Эльвиры Карловны скоро не стало. Густой, черный вуаль Флоры, никогда не открывавшийся на улице и часто спущенный даже в темном углу церкви, был поднят, когда она стояла посреди храма у изголовья гроба своей матери. На бедную Флору смотрели жадно и со вниманием, и она, доселе по общему признанию считавшаяся некрасивою, к удивлению, не только никому отнюдь не казалась дурною, но напротив, кроткое, бледное, с легким золотистым подцветом лицо ее и ее черные, глубокие глаза, направленные на одну точку открытых врат алтаря, были найдены даже прекрасными.

Старый священник, отец Гермоген, духовник усопшей Эльвиры Карловны, духовник и Флоры, когда ему заметили, что последняя так неожиданно похорошела, отвечал: «не так вы выражаетесь, она просияла».

Флора не плакала и не убивалась при материном гробе, и поцеловала лоб и руку покойницы с таким спокойствием, как будто здесь вовсе и не шло дело о разлуке. Да оно и в самом деле не имело для Флоры значения разлуки: они с матерью шли друг за другом.
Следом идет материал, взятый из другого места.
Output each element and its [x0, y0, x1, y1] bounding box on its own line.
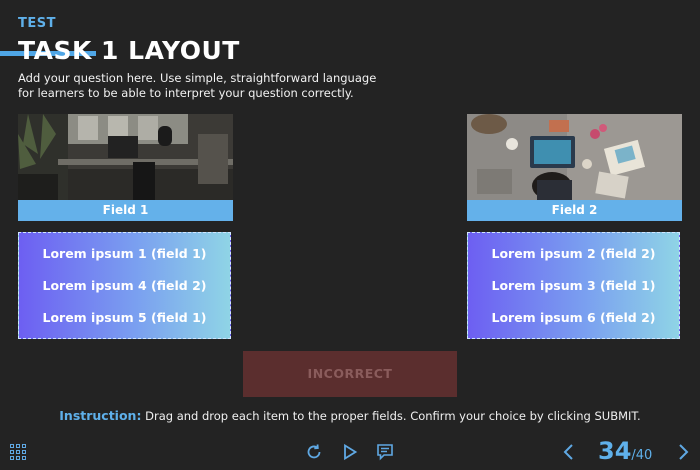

Через месяц после похорон Эльвиры Карловны в той же церкви отпевали Флору. Быстрая, хотя и очень спокойная кончина ее дала повод к некоторым толкам, еще более увеличивавшим общий страх к характеру генерала Синтянина. Как ни замкнут был для всех дом Синтянина, но все-таки из него дошли слухи, что генерал, узнав, по чьему-то доносу, что у одного из писарей его канцелярии, мараковавшего живописью, есть поясной портрет Флоры, сделанный с большим сходством и искусством, потребовал этот портрет к себе, долго на него смотрел, а потом тихо и спокойно выколол на нем письменными ножницами глаза и поставил его на камине в комнате своей жены. Что же касается до самого художника, то он был отчислен от канцелярии генерала и отдан в другую команду, в чьи-то суровые руки; несчастный не вынес тяжкой жизни, зачах и умер. Пред кончиною он не хотел причащаться из рук госпитального священника, а просил призвать к нему всегдашнего духовника его, отца Гермогена; исповедался ему, причастился и умер так спокойно, как, по замечанию некоторых врачей, умеют умирать одни русские люди. Через неделю этому же отцу Гермогену исповедала грехи свои и отходившая Флора, а двое суток позже тот же отец Гермоген, выйдя к аналою, чтобы сказать надгробное слово Флоре, взглянул в тихое лицо покойницы, вздрогнул, и, быстро устремив взор и руки к стоявшему у изголовья гроба генералу, с немым ужасом на лице воскликнул: «Отче благий: она молит Тебя: молитв ее ради ими же веси путями спаси его!» – и больше он не мог сказать ничего, заплакал, замахал руками и стал совершать отпевание.